Tax freedom. The interest on municipal bonds is generally exempt from federal income tax. Interest may also be exempt from state and local taxes if you live in the state where the bond is issued. Due to the tax benefits, the interest rate for municipal bonds is usually lower than on taxable fixed-income securities such as corporate bonds.

What is required? While you do not have to pay the dealer commission when investing, you will need to collect statements. After you have read the terms and conditions, and you understand both the risk and the return rate, you can call the broker. Many will contact a tax preparer to evaluate their tax benefits prior to purchasing.

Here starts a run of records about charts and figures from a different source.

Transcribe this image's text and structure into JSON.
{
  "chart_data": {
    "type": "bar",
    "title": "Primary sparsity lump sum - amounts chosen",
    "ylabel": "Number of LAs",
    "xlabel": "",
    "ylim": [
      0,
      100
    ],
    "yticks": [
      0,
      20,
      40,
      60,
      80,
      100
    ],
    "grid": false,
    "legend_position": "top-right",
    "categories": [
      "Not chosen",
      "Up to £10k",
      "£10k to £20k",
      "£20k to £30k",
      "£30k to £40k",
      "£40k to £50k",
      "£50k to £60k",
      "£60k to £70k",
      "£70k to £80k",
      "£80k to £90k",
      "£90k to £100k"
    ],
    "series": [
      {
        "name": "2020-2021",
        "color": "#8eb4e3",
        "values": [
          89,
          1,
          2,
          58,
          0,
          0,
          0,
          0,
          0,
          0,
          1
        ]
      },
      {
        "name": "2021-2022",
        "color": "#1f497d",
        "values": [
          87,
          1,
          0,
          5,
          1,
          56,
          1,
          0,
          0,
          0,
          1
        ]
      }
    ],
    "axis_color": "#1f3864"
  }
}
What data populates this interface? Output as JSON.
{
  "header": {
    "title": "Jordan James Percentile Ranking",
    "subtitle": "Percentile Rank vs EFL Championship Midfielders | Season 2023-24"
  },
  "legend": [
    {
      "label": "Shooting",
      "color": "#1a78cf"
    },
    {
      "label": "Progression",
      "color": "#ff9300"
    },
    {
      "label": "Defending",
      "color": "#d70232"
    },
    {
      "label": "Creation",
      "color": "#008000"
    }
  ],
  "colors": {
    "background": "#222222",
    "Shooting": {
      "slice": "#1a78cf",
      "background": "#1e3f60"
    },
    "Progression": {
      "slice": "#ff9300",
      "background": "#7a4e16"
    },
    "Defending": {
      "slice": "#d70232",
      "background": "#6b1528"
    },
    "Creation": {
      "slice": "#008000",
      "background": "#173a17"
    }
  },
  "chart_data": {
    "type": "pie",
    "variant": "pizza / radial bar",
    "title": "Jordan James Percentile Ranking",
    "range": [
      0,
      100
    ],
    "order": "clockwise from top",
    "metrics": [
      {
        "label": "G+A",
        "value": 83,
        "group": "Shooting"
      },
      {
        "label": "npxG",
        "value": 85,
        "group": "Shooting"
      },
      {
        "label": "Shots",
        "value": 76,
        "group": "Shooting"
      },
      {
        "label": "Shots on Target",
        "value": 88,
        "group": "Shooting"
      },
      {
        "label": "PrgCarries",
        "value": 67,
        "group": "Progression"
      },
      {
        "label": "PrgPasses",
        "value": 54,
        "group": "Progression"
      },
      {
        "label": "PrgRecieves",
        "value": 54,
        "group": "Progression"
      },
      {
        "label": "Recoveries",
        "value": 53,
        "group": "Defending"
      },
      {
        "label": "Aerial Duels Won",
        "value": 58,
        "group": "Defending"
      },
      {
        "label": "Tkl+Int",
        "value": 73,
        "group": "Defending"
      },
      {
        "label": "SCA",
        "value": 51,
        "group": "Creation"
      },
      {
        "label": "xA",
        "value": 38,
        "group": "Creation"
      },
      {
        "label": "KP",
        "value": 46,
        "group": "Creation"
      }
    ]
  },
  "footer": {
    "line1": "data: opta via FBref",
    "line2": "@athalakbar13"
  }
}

Know about liquidity risks. This refers to the risk that investors will not find an active market for the municipal bond. This could prevent investors from buying or selling when they want and obtaining a certain price for the bond. Since many investors hold municipal bonds instead of trading them, the market for a particular bond may not be that liquid and quoted prices for the same bond may be different.

Be aware of credit risk. This is the risk that the bond issuer may undergo financial difficulties that would make it hard or impossible to pay interest and principal in full. Credit ratings seek to estimate the relative credit risk of a bond as compared with other bonds, although a high rating does not reflect a prediction that the bond has no chance of defaulting.

Be aware of inflation risk. Inflation is a general rise in prices, and it reduces purchasing power. This is a risk for investors receiving a fixed interest rate. Consequently, it also can result in higher interest rates and, therefore, lower market value for existing bonds.